合欢宗主寝殿水汽弥漫, 陈设十分简单。除装饰用的层层叠叠透明冰纱外,竟只一张长长的,连被褥都没有的石榻, 以及双开门的衣橱、案几等。

秦飞飞和司空潇刚绕过殿廊来到门口, 入目赫然是一条大腿粗壮,黑白相间的巨蛇。其头椭圆,黑环较宽, 白环较窄,没看错的话,是银环蛇?

她不合时宜地想到了太史五蛇羹, 不不不,赶紧摇摇头, 现在不是想这些的时候。

银环蛇躺在地上一动不动, 司空潇走过去, 蹲下来似乎想探探蛇的生死。

“小心!这蛇有剧毒!”秦飞飞上前两步一脚踢在蛇身上,试图将银环蛇踢开, 竟忘了若蛇还醒着,她自己这会儿也有危险。

蛇过大也过于沉重,她这一脚仿佛踢在沙包上, 没能让蛇身挪动半分。

司空潇的目光落在她紧张的表情上, 嘴角微扬,“无妨,这蛇妖我认识。”他又将手放在蛇身上, “没死,昏迷而已。”

昏迷的蛇妖?那宗主哪里去了?逃了吗?又或者,被蛇妖吞入腹中?

她目露惊悚地望着粗壮的蛇身,有些不太确定。吞下一个大活人, 应该要腹部隆起的吧?又或者蛇妖和一般的蛇不同,就算吞了人,也不会显露出来?

“还有别的妖气。”司空潇起身环视一周,目光落在衣橱上。

他几步来到目标跟前,抬起手掌微微用力,整个衣橱瞬间四分五裂,粉白色衣袍与破裂的木头散落一地。

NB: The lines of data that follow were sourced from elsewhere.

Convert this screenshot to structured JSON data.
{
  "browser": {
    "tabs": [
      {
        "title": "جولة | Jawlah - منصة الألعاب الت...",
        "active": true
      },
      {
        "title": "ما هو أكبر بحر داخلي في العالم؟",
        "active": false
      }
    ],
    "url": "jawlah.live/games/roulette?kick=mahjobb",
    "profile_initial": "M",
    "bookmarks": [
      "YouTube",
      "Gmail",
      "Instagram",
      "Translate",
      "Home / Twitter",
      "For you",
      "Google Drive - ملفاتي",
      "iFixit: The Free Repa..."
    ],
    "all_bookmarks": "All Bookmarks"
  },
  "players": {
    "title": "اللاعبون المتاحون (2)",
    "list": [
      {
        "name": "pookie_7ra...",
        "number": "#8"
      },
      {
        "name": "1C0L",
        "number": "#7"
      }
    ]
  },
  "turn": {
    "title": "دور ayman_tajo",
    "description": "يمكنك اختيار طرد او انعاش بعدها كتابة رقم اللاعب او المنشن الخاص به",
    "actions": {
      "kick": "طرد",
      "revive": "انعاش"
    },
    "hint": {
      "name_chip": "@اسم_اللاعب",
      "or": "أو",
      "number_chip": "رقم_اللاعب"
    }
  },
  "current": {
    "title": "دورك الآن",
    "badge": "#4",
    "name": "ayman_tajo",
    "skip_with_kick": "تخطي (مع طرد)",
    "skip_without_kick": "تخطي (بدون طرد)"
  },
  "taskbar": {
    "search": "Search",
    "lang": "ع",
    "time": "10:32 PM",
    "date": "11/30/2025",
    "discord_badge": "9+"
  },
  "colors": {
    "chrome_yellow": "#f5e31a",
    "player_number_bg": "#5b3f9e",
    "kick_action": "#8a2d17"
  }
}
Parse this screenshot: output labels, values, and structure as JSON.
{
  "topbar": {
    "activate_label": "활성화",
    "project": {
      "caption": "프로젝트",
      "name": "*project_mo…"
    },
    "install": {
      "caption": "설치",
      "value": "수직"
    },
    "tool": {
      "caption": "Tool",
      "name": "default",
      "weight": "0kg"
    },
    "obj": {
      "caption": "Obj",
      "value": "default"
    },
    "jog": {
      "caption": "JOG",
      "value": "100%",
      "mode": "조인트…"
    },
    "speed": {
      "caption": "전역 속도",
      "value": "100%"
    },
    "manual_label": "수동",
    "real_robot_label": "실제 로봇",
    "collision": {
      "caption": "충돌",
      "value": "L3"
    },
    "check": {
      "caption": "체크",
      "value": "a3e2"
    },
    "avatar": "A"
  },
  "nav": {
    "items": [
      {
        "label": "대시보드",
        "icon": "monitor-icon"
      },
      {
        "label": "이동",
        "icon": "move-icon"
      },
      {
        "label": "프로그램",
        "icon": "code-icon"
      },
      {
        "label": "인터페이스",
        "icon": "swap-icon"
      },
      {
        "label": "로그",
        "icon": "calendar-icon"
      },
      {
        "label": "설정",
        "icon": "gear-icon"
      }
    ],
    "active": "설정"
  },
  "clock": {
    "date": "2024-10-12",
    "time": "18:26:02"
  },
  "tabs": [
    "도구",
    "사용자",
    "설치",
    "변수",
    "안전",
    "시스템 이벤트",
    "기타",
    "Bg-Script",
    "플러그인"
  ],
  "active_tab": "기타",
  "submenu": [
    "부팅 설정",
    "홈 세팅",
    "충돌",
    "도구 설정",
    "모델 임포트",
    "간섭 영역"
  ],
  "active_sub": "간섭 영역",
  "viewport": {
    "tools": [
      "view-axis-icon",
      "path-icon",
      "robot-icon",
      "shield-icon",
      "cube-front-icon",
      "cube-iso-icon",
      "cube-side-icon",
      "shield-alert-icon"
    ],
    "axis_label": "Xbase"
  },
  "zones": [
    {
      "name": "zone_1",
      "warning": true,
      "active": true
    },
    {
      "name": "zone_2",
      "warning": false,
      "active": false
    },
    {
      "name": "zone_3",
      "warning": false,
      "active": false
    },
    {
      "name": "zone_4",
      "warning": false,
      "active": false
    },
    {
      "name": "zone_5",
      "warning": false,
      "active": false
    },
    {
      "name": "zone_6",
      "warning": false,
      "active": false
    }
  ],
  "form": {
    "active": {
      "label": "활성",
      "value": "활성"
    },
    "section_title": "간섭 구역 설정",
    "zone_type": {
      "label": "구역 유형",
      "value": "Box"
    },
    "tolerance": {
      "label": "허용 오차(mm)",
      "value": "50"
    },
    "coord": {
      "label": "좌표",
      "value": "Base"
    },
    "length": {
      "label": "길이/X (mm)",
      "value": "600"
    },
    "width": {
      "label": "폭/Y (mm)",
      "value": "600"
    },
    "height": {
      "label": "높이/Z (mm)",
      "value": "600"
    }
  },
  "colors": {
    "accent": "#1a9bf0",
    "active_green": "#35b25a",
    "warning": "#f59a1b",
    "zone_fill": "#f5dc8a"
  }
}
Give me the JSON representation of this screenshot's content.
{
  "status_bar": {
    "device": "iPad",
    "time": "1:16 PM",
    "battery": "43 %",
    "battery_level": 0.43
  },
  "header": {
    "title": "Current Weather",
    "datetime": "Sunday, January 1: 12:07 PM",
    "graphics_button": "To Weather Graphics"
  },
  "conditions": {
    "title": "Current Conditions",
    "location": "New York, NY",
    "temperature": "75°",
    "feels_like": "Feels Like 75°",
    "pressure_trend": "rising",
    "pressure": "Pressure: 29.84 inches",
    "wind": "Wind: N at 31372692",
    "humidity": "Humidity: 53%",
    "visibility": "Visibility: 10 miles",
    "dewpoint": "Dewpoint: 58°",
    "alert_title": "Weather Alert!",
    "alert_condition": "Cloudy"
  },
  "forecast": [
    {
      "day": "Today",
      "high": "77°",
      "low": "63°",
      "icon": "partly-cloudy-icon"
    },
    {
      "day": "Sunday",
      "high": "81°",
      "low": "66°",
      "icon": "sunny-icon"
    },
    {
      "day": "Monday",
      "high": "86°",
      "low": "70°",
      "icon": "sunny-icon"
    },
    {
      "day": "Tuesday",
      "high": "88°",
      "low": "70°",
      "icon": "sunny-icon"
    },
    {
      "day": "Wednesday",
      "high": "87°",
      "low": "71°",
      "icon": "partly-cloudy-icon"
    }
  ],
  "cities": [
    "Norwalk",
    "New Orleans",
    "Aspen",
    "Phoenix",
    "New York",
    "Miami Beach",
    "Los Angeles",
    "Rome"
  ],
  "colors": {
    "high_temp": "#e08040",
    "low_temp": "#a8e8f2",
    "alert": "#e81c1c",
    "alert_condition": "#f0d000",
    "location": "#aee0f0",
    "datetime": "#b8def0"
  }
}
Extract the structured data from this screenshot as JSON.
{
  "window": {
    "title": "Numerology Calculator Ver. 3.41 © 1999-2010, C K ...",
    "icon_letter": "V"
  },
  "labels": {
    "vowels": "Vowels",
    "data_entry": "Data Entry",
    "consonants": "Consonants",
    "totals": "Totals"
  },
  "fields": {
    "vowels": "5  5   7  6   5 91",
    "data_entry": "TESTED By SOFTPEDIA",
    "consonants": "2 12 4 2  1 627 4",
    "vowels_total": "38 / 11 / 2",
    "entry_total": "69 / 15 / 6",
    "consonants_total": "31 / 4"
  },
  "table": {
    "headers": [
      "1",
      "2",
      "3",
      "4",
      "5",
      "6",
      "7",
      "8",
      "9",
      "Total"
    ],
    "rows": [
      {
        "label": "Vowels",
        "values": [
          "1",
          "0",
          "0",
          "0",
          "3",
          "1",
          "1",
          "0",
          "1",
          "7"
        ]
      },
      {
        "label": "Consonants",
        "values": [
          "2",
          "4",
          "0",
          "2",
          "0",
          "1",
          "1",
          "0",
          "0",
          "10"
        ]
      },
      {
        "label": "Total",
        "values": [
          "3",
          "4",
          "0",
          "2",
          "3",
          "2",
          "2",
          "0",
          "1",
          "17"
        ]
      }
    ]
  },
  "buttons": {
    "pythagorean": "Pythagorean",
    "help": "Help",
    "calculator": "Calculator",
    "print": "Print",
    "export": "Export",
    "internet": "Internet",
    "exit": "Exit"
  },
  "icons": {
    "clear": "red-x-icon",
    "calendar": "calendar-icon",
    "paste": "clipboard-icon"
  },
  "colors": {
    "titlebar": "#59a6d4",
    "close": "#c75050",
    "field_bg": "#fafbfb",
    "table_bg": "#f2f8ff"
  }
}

一人半等高的石洞出现在眼前,黑黢黢的洞口涌出一股寒霜气息。

司空潇抛出一团妖火照亮洞内情况,可见内里石阶步步往下。“跟着我。”

秦飞飞乖乖跟在司空潇身后,石阶越往下,寒意越足,冷得刺骨。两人直到石阶尽头停下,眼前赫然是一方地下寝室,且四面墙壁、连同天花地板,皆由冰砖砌就。

寝室正中摆着一口幽蓝色冰棺,标志性身量极高,银色长发的易涵风长袍上血迹斑斑,正一动不动趴在冰棺上,也不知是生是死。寝室的角落里,乌丹蜷缩着浑身的羽毛,白羽下原本凌厉的圆眼半阖,似乎伤得不轻。

“宗主?”秦飞飞转到冰棺前,才发现棺内躺着个粉白色衣袍的乌发女子,且五官与易涵风尤为相似。

她倒吸一口寒气,这,应该就是宗主的孪生妹妹易涵雨?尸身竟保存得如此完好,仿佛还活着一样。

易涵风听到有人唤他,身子动了动,几息后抬起头,露出银发下那双修长的眼眸。待看清楚来人,他的双目倏忽变作竖瞳,一看就不是人类的眼睛。

秦飞飞下意识后退,司空潇先她一步将人挡在身后,“花岫,没想到你销声匿迹这么久,竟是躲进了合欢宗。”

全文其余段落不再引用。